在SecretFlow中加载csv数据#

下面的代码只是示例,由于系统安全问题,请勿在 生产环境中直接使用。

这篇教程会通过几个示例来展示,如何在SecretFlow中加载CSV数据,进而可以利用SecretFlow进行数据处理,建模。

设置#

[1]:
%load_ext autoreload
%autoreload 2
[2]:
import secretflow as sf

# Check the version of your SecretFlow
print('The version of SecretFlow: {}'.format(sf.__version__))

# In case you have a running secretflow runtime already.
sf.shutdown()
sf.init(['alice', 'bob', 'charlie'], address="local", log_to_driver=True)
alice, bob, charlie = sf.PYU('alice'), sf.PYU('bob'), sf.PYU('charlie')
2023-04-13 13:45:04,665 INFO worker.py:1538 -- Started a local Ray instance.

接口介绍#

我们在SecretFlow中提供了类似于pandas.read_csv的接口来将各方数据的CSV读取成为一个联邦概念的统一的数据。
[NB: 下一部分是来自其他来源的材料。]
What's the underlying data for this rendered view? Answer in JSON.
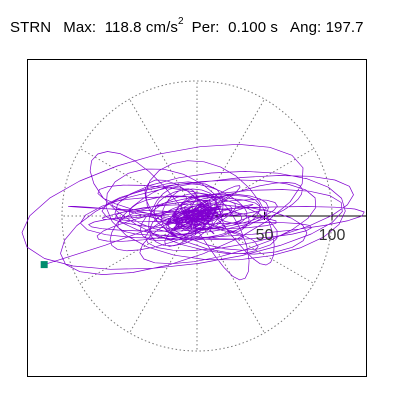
{
  "header": {
    "component": "STRN",
    "max_label": "Max:",
    "max_value": "118.8",
    "max_unit": "cm/s",
    "max_unit_exp": "2",
    "per_label": "Per:",
    "per_value": "0.100 s",
    "ang_label": "Ang:",
    "ang_value": "197.7"
  },
  "chart_data": {
    "type": "scatter",
    "title": "",
    "xlabel": "",
    "ylabel": "",
    "rings": [
      50,
      100
    ],
    "ring_labels": [
      "50",
      "100"
    ],
    "outer_ring": 100,
    "spokes_deg": [
      0,
      30,
      60,
      90,
      120,
      150,
      180,
      210,
      240,
      270,
      300,
      330
    ],
    "xlim": [
      -118.8,
      118.8
    ],
    "ylim": [
      -118.8,
      118.8
    ],
    "max_magnitude": 118.8,
    "max_angle_deg": 197.7,
    "max_point": [
      -113.2,
      -36.0
    ],
    "grid": true,
    "colors": {
      "trace": "#8000d0",
      "marker": "#008c6e",
      "grid": "#777777",
      "axis": "#000000"
    }
  }
}
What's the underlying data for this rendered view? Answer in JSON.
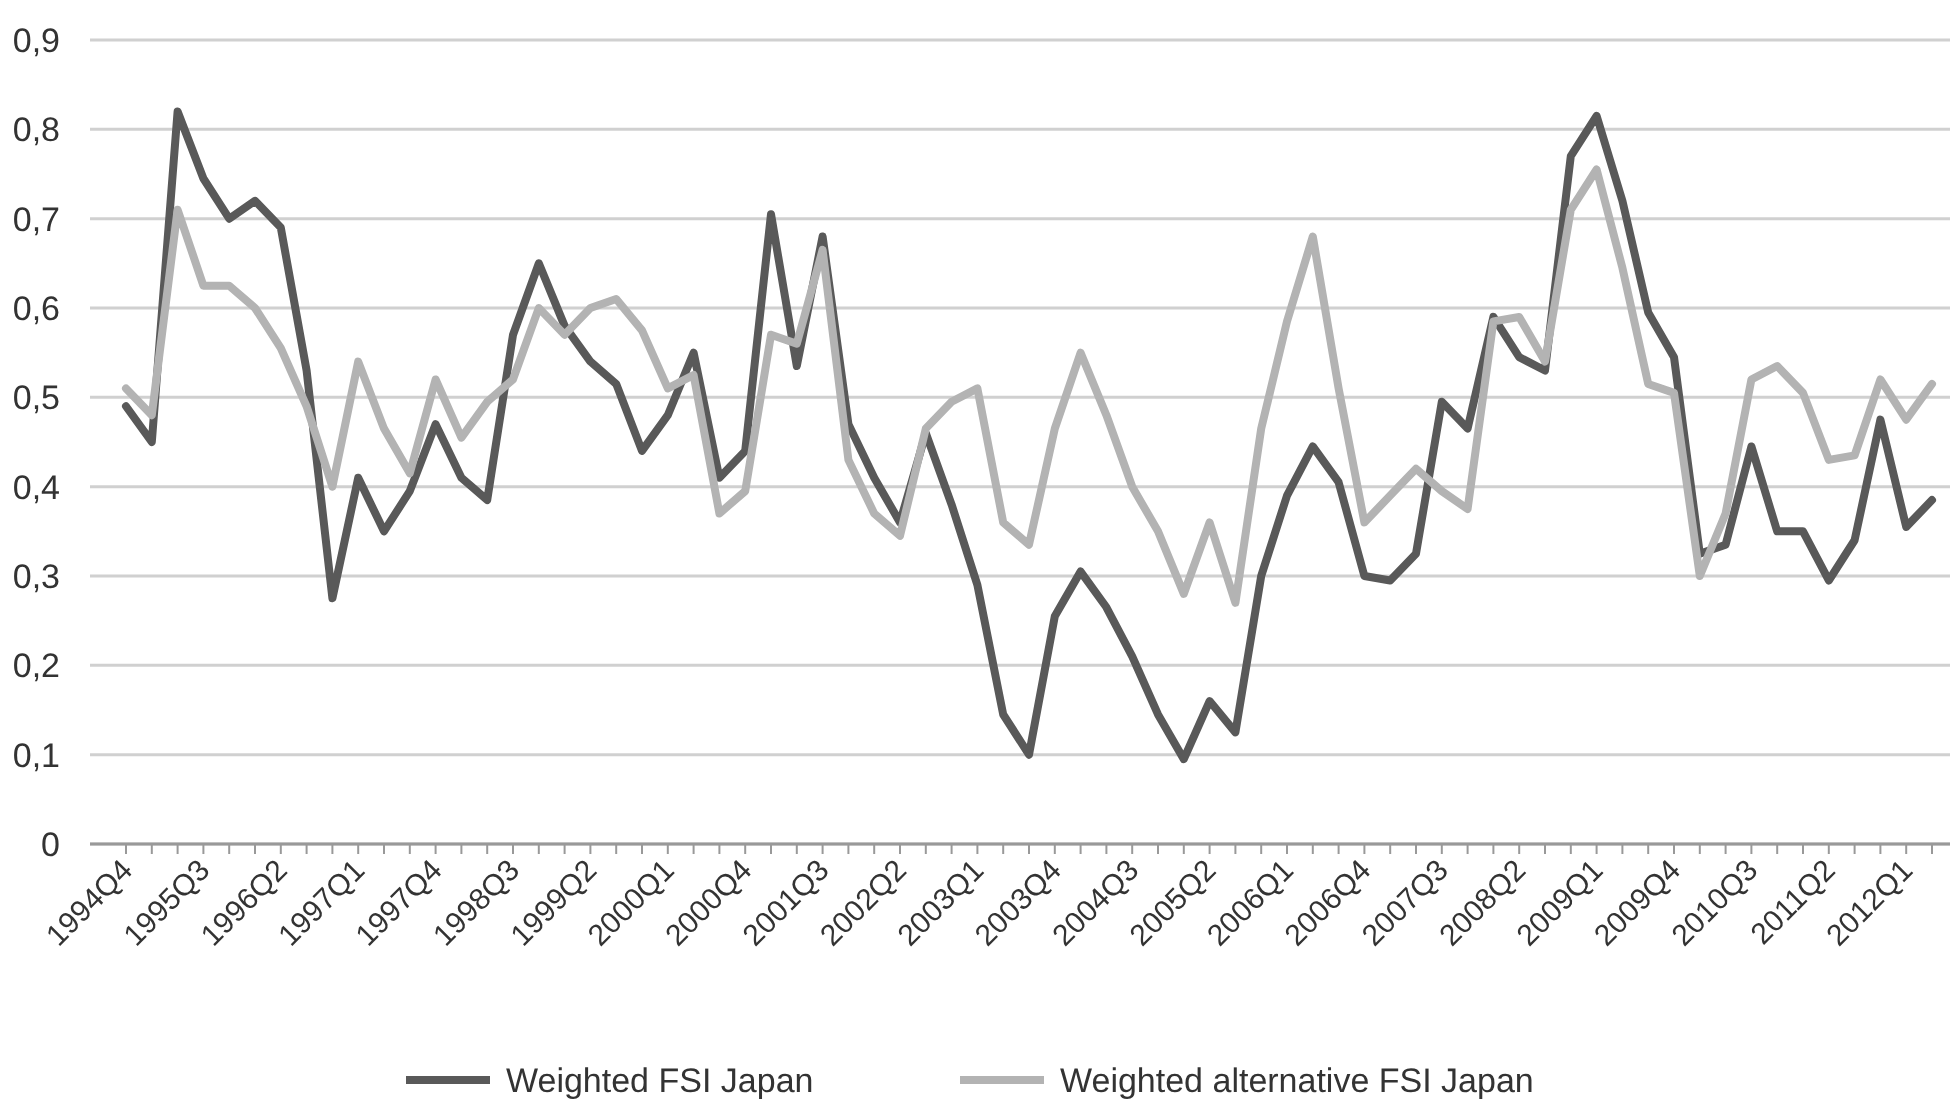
{
  "chart_data": {
    "type": "line",
    "categories": [
      "1994Q4",
      null,
      null,
      "1995Q3",
      null,
      null,
      "1996Q2",
      null,
      null,
      "1997Q1",
      null,
      null,
      "1997Q4",
      null,
      null,
      "1998Q3",
      null,
      null,
      "1999Q2",
      null,
      null,
      "2000Q1",
      null,
      null,
      "2000Q4",
      null,
      null,
      "2001Q3",
      null,
      null,
      "2002Q2",
      null,
      null,
      "2003Q1",
      null,
      null,
      "2003Q4",
      null,
      null,
      "2004Q3",
      null,
      null,
      "2005Q2",
      null,
      null,
      "2006Q1",
      null,
      null,
      "2006Q4",
      null,
      null,
      "2007Q3",
      null,
      null,
      "2008Q2",
      null,
      null,
      "2009Q1",
      null,
      null,
      "2009Q4",
      null,
      null,
      "2010Q3",
      null,
      null,
      "2011Q2",
      null,
      null,
      "2012Q1",
      null
    ],
    "series": [
      {
        "name": "Weighted FSI Japan",
        "color": "#595959",
        "values": [
          0.49,
          0.45,
          0.82,
          0.745,
          0.7,
          0.72,
          0.69,
          0.53,
          0.275,
          0.41,
          0.35,
          0.395,
          0.47,
          0.41,
          0.385,
          0.57,
          0.65,
          0.58,
          0.54,
          0.515,
          0.44,
          0.48,
          0.55,
          0.41,
          0.44,
          0.705,
          0.535,
          0.68,
          0.47,
          0.41,
          0.36,
          0.46,
          0.38,
          0.29,
          0.145,
          0.1,
          0.255,
          0.305,
          0.265,
          0.21,
          0.145,
          0.095,
          0.16,
          0.125,
          0.3,
          0.39,
          0.445,
          0.405,
          0.3,
          0.295,
          0.325,
          0.495,
          0.465,
          0.59,
          0.545,
          0.53,
          0.77,
          0.815,
          0.72,
          0.595,
          0.545,
          0.325,
          0.335,
          0.445,
          0.35,
          0.35,
          0.295,
          0.34,
          0.475,
          0.355,
          0.385
        ]
      },
      {
        "name": "Weighted alternative FSI Japan",
        "color": "#b3b3b3",
        "values": [
          0.51,
          0.48,
          0.71,
          0.625,
          0.625,
          0.6,
          0.555,
          0.49,
          0.4,
          0.54,
          0.465,
          0.415,
          0.52,
          0.455,
          0.495,
          0.52,
          0.6,
          0.57,
          0.6,
          0.61,
          0.575,
          0.51,
          0.525,
          0.37,
          0.395,
          0.57,
          0.56,
          0.665,
          0.43,
          0.37,
          0.345,
          0.465,
          0.495,
          0.51,
          0.36,
          0.335,
          0.465,
          0.55,
          0.48,
          0.4,
          0.35,
          0.28,
          0.36,
          0.27,
          0.465,
          0.585,
          0.68,
          0.51,
          0.36,
          0.39,
          0.42,
          0.395,
          0.375,
          0.585,
          0.59,
          0.54,
          0.71,
          0.755,
          0.645,
          0.515,
          0.505,
          0.3,
          0.37,
          0.52,
          0.535,
          0.505,
          0.43,
          0.435,
          0.52,
          0.475,
          0.515
        ]
      }
    ],
    "ylim": [
      0,
      0.9
    ],
    "yticks": [
      {
        "value": 0,
        "label": "0"
      },
      {
        "value": 0.1,
        "label": "0,1"
      },
      {
        "value": 0.2,
        "label": "0,2"
      },
      {
        "value": 0.3,
        "label": "0,3"
      },
      {
        "value": 0.4,
        "label": "0,4"
      },
      {
        "value": 0.5,
        "label": "0,5"
      },
      {
        "value": 0.6,
        "label": "0,6"
      },
      {
        "value": 0.7,
        "label": "0,7"
      },
      {
        "value": 0.8,
        "label": "0,8"
      },
      {
        "value": 0.9,
        "label": "0,9"
      }
    ],
    "grid": "y",
    "legend": "bottom",
    "marker": "none",
    "line_style": "solid"
  }
}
  • 对于水平场景有 secretflow.horizontal.read_csv API

  • 对于垂直场景有 secretflow.vertical.read_csv API

通过read_csv可以读取多方的csv文件,构成一个FedDataFrame。

构建联邦表
联邦表是一个跨多方的虚拟概念。
  1. 联邦表中各方的数据存储在本地,不允许出域。

  2. 除了拥有数据的一方之外,没有人可以访问数据存储。

  3. 联邦表的任何操作都会由Driver调度给每个Worker,执行指令会逐层传递,直到特定拥有数据的Worker的Python Runtime。 框架确保只有 Worker.device 和 Object.device相同的时候才能够操作数据。

  4. 联合表旨在从中心角度管理和操作多方数据

  5. 接口方面和 pandas.DataFrame 对齐,以降低多方数据操作的成本。

vdataframe.png

数据下载,分割#

[3]:
%%capture
%%!
wget https://secretflow-data.oss-accelerate.aliyuncs.com/datasets/iris/iris.csv
E0413 13:45:12.618292213  130484 fork_posix.cc:76]           Other threads are currently calling into gRPC, skipping fork() handlers
[4]:
import pandas as pd

alldata_df = pd.read_csv("./iris.csv")
[5]:
len(alldata_df)
[5]:
150
[6]:
h_alice_df = alldata_df.loc[:70]
h_bob_df = alldata_df.loc[70:]

将水平拆分后的dataframe分别保存成csv。

[7]:
# save the data to local file system
import tempfile

_, h_alice_path = tempfile.mkstemp()
_, h_bob_path = tempfile.mkstemp()
h_alice_df.to_csv(h_alice_path, index=False)
h_bob_df.to_csv(h_bob_path, index=False)
[8]:
v_alice_df = alldata_df.loc[:, ['sepal_length', 'sepal_width']]
v_bob_df = alldata_df.loc[:, ['petal_length', 'petal_width', 'class']]

将垂直拆分后的dataframe分别保存成csv。

[9]:
# save the data to local file system
_, v_alice_path = tempfile.mkstemp()
_, v_bob_path = tempfile.mkstemp()
v_alice_df.to_csv(v_alice_path, index=True, index_label="id")
v_bob_df.to_csv(v_bob_path, index=True, index_label="id")

接下来我们以水平为例介绍如何加载csv数据#

[10]:
from secretflow.data.horizontal import read_csv
from secretflow.security.aggregation.plain_aggregator import PlainAggregator
from secretflow.security.compare.plain_comparator import PlainComparator
from secretflow.data.split import train_test_split

首先准备好两方的数据csv文件,水平场景要求两方的schema是一致的。

  • Alice: datapath (alice机器能访问到的本地路径)

  • Bob: datapath (bob机器能访问到的本地路径)

因为水平场景相同schema的数据分布在多方,所以在进行一些dataframe操作的时候需要跨域计算。read_csv接口需要传入aggregatorcomparator,我们可以在计算的时候指定安全聚合器安全比较器来对数据隐私进行保护。

[11]:
path_dict = {alice: h_alice_path, bob: h_bob_path}

aggregator = PlainAggregator(charlie)
comparator = PlainComparator(charlie)

hdf = read_csv(filepath=path_dict, aggregator=aggregator, comparator=comparator)
[12]:
hdf.columns
[12]:
Index(['sepal_length', 'sepal_width', 'petal_length', 'petal_width', 'class'], dtype='object')

参考文档使用FedDataFrame进行数据预处理

[13]:
label = hdf["class"]
data = hdf.drop(columns="class")

得到的datalabel即可以作为输入传入FLModel或者SLModel进行建模。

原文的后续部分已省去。